As a calculating pragmatist, Trump is focused on the calendar. It doesn’t matter what the pandemic does after the election. Above all, people have to get back to work and receiving income before the election. He will either be president, in which case his strategy worked for remaining as president or if he loses, then the pandemic will be someone else’s problem.

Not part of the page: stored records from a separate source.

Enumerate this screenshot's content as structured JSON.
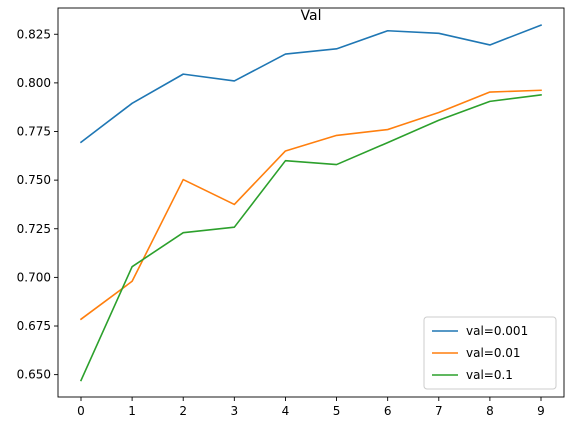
{
  "chart_data": {
    "type": "line",
    "title": "Val",
    "xlabel": "",
    "ylabel": "",
    "x": [
      0,
      1,
      2,
      3,
      4,
      5,
      6,
      7,
      8,
      9
    ],
    "xlim": [
      -0.45,
      9.45
    ],
    "ylim": [
      0.6385,
      0.8385
    ],
    "xticks": [
      0,
      1,
      2,
      3,
      4,
      5,
      6,
      7,
      8,
      9
    ],
    "yticks": [
      0.65,
      0.675,
      0.7,
      0.725,
      0.75,
      0.775,
      0.8,
      0.825
    ],
    "ytick_labels": [
      "0.650",
      "0.675",
      "0.700",
      "0.725",
      "0.750",
      "0.775",
      "0.800",
      "0.825"
    ],
    "grid": false,
    "legend_position": "lower-right",
    "series": [
      {
        "name": "val=0.001",
        "color": "#1f77b4",
        "values": [
          0.7695,
          0.7895,
          0.8045,
          0.801,
          0.8148,
          0.8175,
          0.8268,
          0.8255,
          0.8195,
          0.8297
        ]
      },
      {
        "name": "val=0.01",
        "color": "#ff7f0e",
        "values": [
          0.6785,
          0.698,
          0.7503,
          0.7375,
          0.765,
          0.773,
          0.776,
          0.7848,
          0.7953,
          0.7962
        ]
      },
      {
        "name": "val=0.1",
        "color": "#2ca02c",
        "values": [
          0.647,
          0.7055,
          0.723,
          0.7258,
          0.76,
          0.758,
          0.7693,
          0.7808,
          0.7905,
          0.7938
        ]
      }
    ]
  }
}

The only effective counter to Trump’s narrative is to capture the cultural high ground by emphasizing that America is one community, not separate cultural tribes. That a united community protects everyone and not just the lucky healthy ones. It is also one that recognizes that protective measures must be designed to move toward normalcy in social and business activities, in a cautious and controlled fashion. The data supports such an approach.

Recently two studies released by universities identified an economic benefit of over $5 trillion results from saving lives across the country in an effort to slow the pandemic down, despite the massive hit to our economy through societal distance restrictions. But that rational approach is boring and too abstract for many people. Instead, this nation needs leaders who can stoke the American spirit of cooperation and trust among our citizens. When that spirit is overshadowed by individualism and personal protection, our society and republic splinters into factions and ultimately invites our nation’s collapse.